I will support our president … Even when I don’t agree with his tactics. I don’t know if Obama had a hand in the IRS debacle. As an executive leader of the church, I know that those with more responsibility can only work efficiently through delegation of tasks and responsibilities … And when we do that right, we often are not in the loop until the media questions us … That his supporters were aware of it, I’m sure, that Obama, himself, was calling the shots, I doubt it.

The concept of transparency in leadership is a goal, but we cannot ever achieve it … Because we also believe in privacy and upholding confidentiality, there are many time when the line between transparency and over sharing is a fine line to see … Sometimes we only see it after we’ve made the step over and tripped up.

I love this country, I’m an American, and a Christian ( of the Presbyterian variety), I am a libertarian in some things, an activist in others, I’m a socialist in the areas of health care, public utilities, roads (and rest areas) and other infrastructure, transportation, and education.
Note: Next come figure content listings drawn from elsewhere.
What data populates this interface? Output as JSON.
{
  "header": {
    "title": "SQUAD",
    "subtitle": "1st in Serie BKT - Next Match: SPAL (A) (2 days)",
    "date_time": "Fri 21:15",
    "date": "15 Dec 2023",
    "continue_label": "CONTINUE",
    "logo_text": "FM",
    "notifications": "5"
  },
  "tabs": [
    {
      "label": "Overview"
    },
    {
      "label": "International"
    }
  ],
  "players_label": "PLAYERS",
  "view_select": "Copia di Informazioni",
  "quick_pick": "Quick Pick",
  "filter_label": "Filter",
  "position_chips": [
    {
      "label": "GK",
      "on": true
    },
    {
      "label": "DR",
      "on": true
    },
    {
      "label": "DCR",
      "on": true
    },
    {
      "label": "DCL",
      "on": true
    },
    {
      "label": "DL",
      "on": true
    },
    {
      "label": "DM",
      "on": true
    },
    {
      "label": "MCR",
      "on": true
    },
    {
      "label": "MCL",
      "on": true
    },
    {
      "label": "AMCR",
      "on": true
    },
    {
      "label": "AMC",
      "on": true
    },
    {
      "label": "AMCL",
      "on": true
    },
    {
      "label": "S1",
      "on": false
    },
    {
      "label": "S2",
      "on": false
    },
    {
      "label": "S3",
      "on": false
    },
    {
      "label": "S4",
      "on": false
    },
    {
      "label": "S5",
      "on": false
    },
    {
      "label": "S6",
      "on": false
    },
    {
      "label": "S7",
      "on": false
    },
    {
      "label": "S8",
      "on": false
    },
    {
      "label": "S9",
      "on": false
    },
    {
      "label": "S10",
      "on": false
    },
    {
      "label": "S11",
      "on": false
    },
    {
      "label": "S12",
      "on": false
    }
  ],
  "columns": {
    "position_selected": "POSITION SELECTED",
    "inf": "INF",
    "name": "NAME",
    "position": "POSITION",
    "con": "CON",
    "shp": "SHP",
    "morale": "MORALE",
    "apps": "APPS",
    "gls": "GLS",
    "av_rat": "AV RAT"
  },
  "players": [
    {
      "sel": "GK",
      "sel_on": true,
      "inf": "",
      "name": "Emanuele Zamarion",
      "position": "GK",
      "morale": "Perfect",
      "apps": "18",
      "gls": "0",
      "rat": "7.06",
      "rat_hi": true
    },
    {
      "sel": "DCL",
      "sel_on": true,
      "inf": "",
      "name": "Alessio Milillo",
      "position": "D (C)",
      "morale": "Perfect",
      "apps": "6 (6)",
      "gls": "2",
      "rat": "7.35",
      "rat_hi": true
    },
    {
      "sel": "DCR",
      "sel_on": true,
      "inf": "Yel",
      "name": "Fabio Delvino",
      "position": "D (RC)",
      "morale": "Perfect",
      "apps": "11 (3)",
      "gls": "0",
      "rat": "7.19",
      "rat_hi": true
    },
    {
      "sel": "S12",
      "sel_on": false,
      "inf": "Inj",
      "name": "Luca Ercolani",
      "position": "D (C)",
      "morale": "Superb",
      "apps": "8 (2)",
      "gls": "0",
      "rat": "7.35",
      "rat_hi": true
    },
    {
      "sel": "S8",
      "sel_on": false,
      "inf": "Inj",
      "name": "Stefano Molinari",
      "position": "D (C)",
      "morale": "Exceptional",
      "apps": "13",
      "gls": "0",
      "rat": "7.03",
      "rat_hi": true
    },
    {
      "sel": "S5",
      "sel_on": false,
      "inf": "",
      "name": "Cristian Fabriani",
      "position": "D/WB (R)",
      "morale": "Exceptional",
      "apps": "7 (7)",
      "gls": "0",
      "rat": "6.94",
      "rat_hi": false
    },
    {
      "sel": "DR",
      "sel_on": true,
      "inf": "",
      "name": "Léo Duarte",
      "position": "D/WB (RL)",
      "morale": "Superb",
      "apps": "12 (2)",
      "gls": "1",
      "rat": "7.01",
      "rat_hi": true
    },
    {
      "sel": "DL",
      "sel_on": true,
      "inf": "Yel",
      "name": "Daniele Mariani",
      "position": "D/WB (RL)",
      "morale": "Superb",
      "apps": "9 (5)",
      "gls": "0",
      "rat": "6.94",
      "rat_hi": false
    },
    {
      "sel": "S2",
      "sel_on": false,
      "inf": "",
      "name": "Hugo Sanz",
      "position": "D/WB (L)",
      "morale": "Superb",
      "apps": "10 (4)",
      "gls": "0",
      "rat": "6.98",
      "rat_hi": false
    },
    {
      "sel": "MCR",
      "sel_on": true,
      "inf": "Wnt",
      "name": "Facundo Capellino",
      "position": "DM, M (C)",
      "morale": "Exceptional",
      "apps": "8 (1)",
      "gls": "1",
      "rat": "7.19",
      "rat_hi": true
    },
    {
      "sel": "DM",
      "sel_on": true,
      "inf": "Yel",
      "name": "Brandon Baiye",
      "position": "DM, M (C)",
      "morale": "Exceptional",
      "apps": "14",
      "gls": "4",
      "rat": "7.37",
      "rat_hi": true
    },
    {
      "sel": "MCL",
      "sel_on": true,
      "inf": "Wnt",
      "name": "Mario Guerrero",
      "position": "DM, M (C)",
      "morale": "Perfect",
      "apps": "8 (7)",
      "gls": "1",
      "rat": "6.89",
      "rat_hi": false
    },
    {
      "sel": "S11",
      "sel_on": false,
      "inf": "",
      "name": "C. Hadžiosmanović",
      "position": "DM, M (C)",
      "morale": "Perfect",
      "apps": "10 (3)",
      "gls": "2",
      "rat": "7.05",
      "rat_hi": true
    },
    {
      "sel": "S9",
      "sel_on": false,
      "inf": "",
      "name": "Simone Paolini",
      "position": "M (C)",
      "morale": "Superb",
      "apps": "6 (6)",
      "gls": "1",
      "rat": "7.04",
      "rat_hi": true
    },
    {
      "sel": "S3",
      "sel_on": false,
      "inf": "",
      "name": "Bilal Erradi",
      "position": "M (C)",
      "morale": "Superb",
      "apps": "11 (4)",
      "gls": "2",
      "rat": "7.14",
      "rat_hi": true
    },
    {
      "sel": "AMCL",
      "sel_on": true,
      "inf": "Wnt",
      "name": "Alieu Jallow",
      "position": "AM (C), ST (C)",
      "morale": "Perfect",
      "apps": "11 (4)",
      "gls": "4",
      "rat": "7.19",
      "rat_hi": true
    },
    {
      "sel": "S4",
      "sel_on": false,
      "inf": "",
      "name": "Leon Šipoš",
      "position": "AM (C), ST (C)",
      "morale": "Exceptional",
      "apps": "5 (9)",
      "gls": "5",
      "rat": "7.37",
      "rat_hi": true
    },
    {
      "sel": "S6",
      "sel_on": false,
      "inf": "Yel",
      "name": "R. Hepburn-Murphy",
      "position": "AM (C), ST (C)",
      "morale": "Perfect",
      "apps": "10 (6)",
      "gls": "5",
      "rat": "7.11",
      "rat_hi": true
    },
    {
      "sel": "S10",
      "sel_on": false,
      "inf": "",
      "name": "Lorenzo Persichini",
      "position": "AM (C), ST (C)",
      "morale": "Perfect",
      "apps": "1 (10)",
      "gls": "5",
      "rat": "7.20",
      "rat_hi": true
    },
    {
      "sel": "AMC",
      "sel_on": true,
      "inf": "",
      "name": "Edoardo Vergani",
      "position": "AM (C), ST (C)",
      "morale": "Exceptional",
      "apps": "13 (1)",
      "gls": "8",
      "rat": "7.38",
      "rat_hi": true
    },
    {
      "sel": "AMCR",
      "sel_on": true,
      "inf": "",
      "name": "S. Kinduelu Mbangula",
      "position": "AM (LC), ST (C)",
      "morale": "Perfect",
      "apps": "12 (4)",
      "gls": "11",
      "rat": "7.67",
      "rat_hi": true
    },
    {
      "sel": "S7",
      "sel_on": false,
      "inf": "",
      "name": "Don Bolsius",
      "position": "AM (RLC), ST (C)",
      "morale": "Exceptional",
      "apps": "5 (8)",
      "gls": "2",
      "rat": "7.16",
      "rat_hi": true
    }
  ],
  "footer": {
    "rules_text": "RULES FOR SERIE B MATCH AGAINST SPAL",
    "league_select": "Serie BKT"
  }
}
My rose colored glasses do color the way I see the world. But I can see, and I can challenge and question, and state other opinion and ideas. I know I can only see dimly, but I’m watching and praying, and doing my part. It is later that we see without our rose glasses, without our blinders, with our new glasses ready to see the kingdom. Hindsight may be 20/20, but as long as we’re moving forward, we see only in the shadow of what’s yet to be.